A razão se encontra consigo neste ato puro de pensamento, livre de qualquer condicionamento físico, sensível ou imaginativo.
Deus.
(P. 28) Quando dizemos algo como imperfeito, estamos aplicando a idéia de perfeição sob a forma de falta de alguma coisa. Ao demonstrar que a idéia de perfeição não se origina nos sentidos mas na razão, não sendo uma construção imaginária, Descartes abre o caminho para uma prova racional da existência de Deus.
Perguntando-se sobre a origem dessa idéia, Descartes se depara com o problema de que ela não se pode originar do nada, pois do nada, nada provém.
Um ser imperfeito não pode ser a causa da criação de um ser perfeito, pois o menos não pode ser a causa do mais.
Resta, portanto, a opção de que a idéia de perfeição, tenha sido posta na razão por um ser perfeito. Só um ser sumamente perfeito pode ser causa de si mesmo.
Uma vez que a razão não se origina da criatura, torna-se necessário que ela tenha uma origem e essa origem esta num ser que é a sua causa. E esse ser perfeito não pode ser inexistente, pois isso seria contraditório.
Homem-Maquina
(P. 29) Descartes parte para o conhecimento do mundo físico em particular o corpo humano: A física dos corpos humanos.
Uma vez demonstrada à imortalidade da alma, onde a sua existência é distinta da existência sensível, o corpo humano aparece como sendo do mesmo tipo do corpo dos animais, funcionando de uma forma mecânica como se fosse uma maquina.
Descartes, junto com o médico inglês Harvey, está na origem da anatomia, em particular do descobrimento do modo de funcionamento da circulação sanguínea.
(P. 30) O bem-estar.
A filosofia tem um fim prático, o de propiciar o bem-estar de todos os homens, bem-estar físico em relação ao corpo, bem-estar material em relação aos ganhos oriundos da aplicação da ciência e da tecnologia. A saúde é considerada como um dos bens mais prezados pelos homens, assim como as comodidades da vida que possibilitam ema existência mais fácil e prazerosa.
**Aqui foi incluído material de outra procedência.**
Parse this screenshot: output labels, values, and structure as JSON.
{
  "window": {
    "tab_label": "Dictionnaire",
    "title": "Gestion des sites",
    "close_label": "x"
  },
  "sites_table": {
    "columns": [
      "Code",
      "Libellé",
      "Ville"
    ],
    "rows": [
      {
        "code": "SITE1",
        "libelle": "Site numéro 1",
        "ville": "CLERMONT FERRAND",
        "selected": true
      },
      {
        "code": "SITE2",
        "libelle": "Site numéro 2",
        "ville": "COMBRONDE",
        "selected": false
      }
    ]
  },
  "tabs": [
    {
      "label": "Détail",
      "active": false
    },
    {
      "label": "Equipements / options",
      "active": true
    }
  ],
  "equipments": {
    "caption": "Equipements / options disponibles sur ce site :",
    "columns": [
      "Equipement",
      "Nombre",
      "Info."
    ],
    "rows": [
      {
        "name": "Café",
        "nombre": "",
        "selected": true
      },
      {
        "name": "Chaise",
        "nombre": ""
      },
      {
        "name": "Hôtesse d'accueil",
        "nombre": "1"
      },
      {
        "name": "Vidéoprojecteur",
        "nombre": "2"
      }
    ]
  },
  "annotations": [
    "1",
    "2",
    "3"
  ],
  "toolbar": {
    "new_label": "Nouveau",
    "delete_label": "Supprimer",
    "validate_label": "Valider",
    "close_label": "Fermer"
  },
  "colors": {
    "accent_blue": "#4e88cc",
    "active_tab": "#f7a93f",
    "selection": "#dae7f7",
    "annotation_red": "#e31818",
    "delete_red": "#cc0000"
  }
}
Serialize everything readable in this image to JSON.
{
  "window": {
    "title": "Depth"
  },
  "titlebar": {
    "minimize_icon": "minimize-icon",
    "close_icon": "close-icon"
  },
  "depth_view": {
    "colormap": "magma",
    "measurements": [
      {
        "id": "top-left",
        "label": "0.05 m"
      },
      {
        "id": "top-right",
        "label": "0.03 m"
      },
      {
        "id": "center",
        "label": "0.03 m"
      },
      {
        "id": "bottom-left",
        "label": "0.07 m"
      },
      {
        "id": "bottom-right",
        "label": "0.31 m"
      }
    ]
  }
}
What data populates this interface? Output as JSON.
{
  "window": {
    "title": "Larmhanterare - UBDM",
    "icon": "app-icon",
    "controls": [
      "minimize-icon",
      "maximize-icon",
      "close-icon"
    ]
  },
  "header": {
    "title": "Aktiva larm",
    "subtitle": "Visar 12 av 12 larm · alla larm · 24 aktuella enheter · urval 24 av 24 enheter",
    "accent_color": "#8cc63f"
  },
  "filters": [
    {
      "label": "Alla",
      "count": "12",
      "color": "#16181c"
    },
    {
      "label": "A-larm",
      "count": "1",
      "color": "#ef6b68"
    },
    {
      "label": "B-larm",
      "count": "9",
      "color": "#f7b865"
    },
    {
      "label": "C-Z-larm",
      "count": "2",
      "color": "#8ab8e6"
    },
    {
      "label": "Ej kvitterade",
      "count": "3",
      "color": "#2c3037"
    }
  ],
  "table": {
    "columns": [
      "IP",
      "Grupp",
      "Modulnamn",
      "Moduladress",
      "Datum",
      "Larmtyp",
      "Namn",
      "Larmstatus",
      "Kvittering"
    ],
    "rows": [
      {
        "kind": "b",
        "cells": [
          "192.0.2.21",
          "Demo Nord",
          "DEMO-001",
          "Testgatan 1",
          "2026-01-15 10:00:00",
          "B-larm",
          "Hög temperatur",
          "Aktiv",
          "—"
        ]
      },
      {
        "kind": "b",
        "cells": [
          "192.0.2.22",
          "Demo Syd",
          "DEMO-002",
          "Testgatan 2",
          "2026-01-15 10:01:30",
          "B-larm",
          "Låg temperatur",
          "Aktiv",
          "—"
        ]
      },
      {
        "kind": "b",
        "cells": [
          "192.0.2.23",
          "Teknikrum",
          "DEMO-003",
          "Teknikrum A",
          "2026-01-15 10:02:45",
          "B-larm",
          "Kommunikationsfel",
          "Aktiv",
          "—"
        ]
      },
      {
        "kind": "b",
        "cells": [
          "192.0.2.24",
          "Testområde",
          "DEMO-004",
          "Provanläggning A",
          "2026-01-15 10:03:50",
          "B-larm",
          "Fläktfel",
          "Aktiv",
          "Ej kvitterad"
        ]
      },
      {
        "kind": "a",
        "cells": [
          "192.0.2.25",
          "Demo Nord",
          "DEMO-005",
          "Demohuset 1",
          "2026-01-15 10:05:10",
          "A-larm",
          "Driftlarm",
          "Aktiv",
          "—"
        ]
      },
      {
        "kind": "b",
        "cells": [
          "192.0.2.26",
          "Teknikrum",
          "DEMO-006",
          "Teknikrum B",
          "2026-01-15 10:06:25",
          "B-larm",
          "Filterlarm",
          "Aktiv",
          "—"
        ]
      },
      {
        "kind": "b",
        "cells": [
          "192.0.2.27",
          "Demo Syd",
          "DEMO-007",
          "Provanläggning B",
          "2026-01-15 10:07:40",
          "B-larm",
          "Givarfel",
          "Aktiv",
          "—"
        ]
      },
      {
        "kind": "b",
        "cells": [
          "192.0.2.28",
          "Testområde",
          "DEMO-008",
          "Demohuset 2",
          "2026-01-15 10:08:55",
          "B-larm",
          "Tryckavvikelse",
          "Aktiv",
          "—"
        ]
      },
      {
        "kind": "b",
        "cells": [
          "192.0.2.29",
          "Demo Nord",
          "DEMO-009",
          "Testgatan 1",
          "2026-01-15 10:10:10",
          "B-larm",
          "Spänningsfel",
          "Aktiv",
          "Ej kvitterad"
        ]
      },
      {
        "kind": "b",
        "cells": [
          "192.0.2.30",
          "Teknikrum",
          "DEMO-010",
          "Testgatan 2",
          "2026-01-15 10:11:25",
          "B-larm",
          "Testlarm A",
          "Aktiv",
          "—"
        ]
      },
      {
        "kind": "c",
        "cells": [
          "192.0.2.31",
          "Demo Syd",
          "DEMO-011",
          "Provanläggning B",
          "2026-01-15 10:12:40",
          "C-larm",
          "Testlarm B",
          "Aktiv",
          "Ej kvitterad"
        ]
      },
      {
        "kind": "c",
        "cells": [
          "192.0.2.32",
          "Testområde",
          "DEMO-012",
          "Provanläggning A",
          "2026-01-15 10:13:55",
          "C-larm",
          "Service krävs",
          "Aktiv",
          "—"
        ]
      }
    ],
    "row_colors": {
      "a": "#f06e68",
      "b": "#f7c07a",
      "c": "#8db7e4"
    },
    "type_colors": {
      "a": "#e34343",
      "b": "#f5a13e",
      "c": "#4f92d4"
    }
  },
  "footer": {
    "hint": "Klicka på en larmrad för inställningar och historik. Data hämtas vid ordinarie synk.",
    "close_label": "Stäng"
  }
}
O conhecimento visa ao bem coletivo, de modo que possamos nos tornar “mestres e possuidores da natureza”.
A ciência não é, entretanto, o resultado de esforços apenas individuais, é principalmente um empreendimento coletivo, baseado na divisão do trabalho.
(P. 31) Descartes defende vigorosamente a divisão do trabalho como principio do progresso das sociedades, pois muitos pesquisando coletivamente e seguindo os mesmos princípios, podem produzir resultados muito melhores e mais abrangentes do que aqueles que seriam conseguidos por um indivíduo isolado.
Na medida em que há um avanço no conhecimento da natureza, tendo como procedimento essa divisão do trabalho intelectual, o bem coletivo, se torna acessível a um número cada vez maior de seres humanos, fazendo com que a vida de todos se torne muito melhor.
O bem dos homens, eis o alvo da filosofia.